Hey guys. I picked up a few 1 month otw azureus about a month ago. Perhaps I'm paranoid, but it feels like the forelegs of two of them are a little thin. These are the youngest I've purchased, so I am not really sure if there is a problem. They are wingless melanos once a day dusted with Repashy SuperMin dust. I checked through other threads on SLS but I couldn't find anything that would alleviate my concerns. My gut says there isn't really a problem but I'd be happier with confirmation from the community. What do you guys think?

The first two are the ones that worry me. They also seem a little thinner than the later two. The late two are posted as a reference of siblings at the same age.

First:
















Second:
















Third:
















Fourth:


----------



## JL-Exotics (Nov 10, 2005)

They look fine to me. The first one is a tiny bit thin for a froglet, but the front legs all look just fine. Put your fears to rest... Nice looking frogs btw. Congrats!


----------



## Kugamazog (May 12, 2010)

JL-Exotics said:


> They look fine to me. The first one is a tiny bit thin for a froglet, but the front legs all look just fine. Put your fears to rest... Nice looking frogs btw. Congrats!


Great! thanks.


----------



## alex111683 (Sep 11, 2010)

The series of pictures almost looks like one of those workout plan picture sets (day 1, day15, day30, etc.) but instead your fattening them up. Sorry I know off topic.

But they look just fine to me. If the thinner ones stay that way or get worse, I would say separate them so you know theyre getting their fair share of food.


----------



## Jarhead_2016 (Jan 7, 2010)

i must concur the legs look normal but that little guy looks like he could eat alot more fruit flies good luck
-scotty


----------



## Pumilo (Sep 4, 2010)

In an email conversation with Allan Repashy, he assured me that Repashy Calcium Plus ICB is his best "stand alone" supplement for dart frogs.

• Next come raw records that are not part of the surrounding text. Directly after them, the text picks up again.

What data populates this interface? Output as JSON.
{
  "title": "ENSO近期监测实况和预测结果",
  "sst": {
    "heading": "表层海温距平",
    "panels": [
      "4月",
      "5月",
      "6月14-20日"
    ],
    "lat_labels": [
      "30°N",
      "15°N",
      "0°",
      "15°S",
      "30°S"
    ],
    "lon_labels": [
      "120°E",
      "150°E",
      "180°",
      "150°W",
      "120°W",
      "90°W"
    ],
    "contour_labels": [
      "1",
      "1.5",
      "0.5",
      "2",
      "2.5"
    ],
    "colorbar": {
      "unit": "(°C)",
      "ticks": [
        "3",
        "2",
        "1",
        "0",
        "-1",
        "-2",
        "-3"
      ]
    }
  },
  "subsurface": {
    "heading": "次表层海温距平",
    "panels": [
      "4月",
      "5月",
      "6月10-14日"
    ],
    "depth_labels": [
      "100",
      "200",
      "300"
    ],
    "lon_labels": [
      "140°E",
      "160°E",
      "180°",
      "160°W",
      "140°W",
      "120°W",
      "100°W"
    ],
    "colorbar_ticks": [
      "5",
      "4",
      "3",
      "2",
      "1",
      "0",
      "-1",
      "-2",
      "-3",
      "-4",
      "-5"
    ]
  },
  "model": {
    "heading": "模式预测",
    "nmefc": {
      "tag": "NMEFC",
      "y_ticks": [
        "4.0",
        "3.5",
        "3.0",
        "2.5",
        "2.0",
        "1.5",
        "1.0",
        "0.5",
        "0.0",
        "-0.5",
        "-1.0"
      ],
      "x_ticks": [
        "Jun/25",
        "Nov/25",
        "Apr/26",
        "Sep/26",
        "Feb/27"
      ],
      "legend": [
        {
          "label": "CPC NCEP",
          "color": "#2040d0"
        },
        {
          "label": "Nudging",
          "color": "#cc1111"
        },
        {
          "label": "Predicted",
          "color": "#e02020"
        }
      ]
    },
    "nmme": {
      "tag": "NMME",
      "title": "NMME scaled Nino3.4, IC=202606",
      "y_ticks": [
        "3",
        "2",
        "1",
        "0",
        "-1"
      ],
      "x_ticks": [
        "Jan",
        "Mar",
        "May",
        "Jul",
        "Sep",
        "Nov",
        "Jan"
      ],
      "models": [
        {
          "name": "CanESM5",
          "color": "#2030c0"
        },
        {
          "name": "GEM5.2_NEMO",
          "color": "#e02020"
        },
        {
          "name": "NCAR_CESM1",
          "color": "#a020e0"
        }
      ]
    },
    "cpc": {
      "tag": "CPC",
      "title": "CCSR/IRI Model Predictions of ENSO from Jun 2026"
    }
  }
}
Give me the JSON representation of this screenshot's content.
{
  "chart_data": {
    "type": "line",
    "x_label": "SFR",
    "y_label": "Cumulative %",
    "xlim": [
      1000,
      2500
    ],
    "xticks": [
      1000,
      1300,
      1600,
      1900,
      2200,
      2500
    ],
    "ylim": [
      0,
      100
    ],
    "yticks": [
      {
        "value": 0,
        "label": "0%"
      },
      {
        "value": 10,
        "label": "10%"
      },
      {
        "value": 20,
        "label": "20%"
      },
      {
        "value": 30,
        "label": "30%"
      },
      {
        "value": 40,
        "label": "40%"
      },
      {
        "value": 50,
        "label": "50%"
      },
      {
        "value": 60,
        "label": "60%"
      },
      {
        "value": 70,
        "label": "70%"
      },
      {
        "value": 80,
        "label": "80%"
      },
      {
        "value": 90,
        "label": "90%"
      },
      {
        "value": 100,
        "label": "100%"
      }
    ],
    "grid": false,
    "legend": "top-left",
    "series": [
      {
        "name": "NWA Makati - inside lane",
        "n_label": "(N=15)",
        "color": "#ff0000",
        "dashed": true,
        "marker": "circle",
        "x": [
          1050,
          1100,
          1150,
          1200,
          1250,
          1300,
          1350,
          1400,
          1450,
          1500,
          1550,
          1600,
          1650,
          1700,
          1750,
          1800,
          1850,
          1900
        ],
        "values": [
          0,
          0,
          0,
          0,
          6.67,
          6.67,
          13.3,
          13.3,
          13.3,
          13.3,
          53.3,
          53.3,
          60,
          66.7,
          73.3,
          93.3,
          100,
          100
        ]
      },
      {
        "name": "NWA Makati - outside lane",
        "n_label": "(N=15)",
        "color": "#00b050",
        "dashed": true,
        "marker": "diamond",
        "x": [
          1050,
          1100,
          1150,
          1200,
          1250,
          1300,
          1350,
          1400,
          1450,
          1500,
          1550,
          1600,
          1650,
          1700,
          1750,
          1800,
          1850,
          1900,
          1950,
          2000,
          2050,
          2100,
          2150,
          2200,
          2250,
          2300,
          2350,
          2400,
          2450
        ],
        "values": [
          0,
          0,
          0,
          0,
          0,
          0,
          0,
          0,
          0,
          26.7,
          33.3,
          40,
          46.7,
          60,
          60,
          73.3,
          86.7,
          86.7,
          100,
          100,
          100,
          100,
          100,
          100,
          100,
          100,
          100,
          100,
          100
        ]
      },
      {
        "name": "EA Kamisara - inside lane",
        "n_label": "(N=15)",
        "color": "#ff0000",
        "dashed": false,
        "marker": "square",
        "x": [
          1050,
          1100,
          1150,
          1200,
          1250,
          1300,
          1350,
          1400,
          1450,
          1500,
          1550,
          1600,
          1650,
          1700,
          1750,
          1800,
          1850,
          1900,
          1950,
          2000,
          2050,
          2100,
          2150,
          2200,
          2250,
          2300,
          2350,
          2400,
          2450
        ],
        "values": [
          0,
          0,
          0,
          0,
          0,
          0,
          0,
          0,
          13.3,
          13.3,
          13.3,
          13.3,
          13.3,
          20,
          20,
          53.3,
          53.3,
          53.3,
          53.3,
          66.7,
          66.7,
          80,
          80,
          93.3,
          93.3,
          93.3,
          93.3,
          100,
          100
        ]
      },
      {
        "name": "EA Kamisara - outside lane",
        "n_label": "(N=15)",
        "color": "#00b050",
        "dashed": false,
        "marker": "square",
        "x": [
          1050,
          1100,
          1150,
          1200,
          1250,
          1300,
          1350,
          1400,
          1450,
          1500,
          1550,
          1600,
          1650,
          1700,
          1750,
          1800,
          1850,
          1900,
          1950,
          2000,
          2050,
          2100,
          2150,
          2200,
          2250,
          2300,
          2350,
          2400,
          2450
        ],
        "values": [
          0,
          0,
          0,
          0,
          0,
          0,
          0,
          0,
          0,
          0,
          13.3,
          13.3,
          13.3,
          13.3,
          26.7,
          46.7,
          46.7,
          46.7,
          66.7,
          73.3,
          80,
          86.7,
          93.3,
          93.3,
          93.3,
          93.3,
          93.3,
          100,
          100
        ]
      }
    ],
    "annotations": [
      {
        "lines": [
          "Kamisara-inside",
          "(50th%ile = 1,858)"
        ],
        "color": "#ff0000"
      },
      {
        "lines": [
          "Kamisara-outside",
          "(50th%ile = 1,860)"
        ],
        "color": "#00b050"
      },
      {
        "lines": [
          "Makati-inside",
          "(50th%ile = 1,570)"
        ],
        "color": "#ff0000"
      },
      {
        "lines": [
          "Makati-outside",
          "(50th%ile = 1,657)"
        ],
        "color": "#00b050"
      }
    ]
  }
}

I am concerned that the SuperMin is rather low on calcium. Yes, it's listed in the ingredients, but only as a carrier.
Doug


----------



## ggazonas (May 11, 2008)

They look good me as well. 

If they had sls you would most likely be able to tell. Most frogs with sls do not survive very long and usually can not hold up there head, plus there legs will be very small besides thin.

Your frogs look rather healthy. Good luck


----------